Solborn: The Eternal Kaiser

Chapter 169: The Maid of the Gallery



The door behind them groaned shut, sealing off the sounds of the main chamber, save for the occasional distant rumble that made the walls shiver. Celestine and Rosaline were tearing the air apart in there, each explosion rolling down the corridor like the growl of a storm.

Kaiser's smile was already there, but the tremors only made it sharpen. Everything was lining up, each piece falling exactly where he wanted it.

Before Celestine had ever crossed his path, he had learned much from Maximilian, too much, some might say. One truth in particular had lingered with him: Hieronymus Bosch had once possessed his most valuable treasure… and had hidden it. Kaiser had every intention of finding it. Interrogation, if the man still lived in mind enough to speak; another method, darker and far less preferable, if the first failed.

He allowed himself a low chuckle as they walked, the sound swallowed quickly by the corridor's stillness. Celestine had taken the bait so readily, and exactly as planned. The little book he'd placed in her hands was one of five.

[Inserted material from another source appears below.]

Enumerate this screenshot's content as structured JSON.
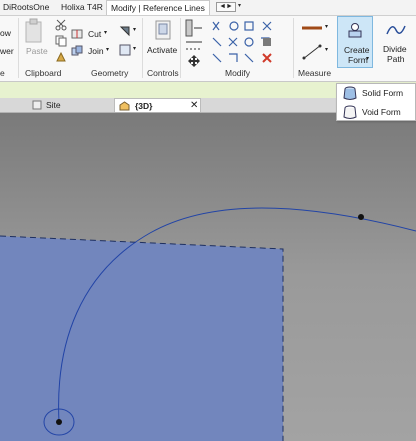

Each held the same sparse information on Rosaline's origins, but with one key difference: a single line on how she could be defeated.

In one, the margin claimed she could only be harmed by a woman. In another, only by a man. A third had no weakness listed at all. The fourth claimed she weakened when facing multiple opponents. The fifth was left empty, the silence of its pages designed to force the reader to fill it themselves with doubt.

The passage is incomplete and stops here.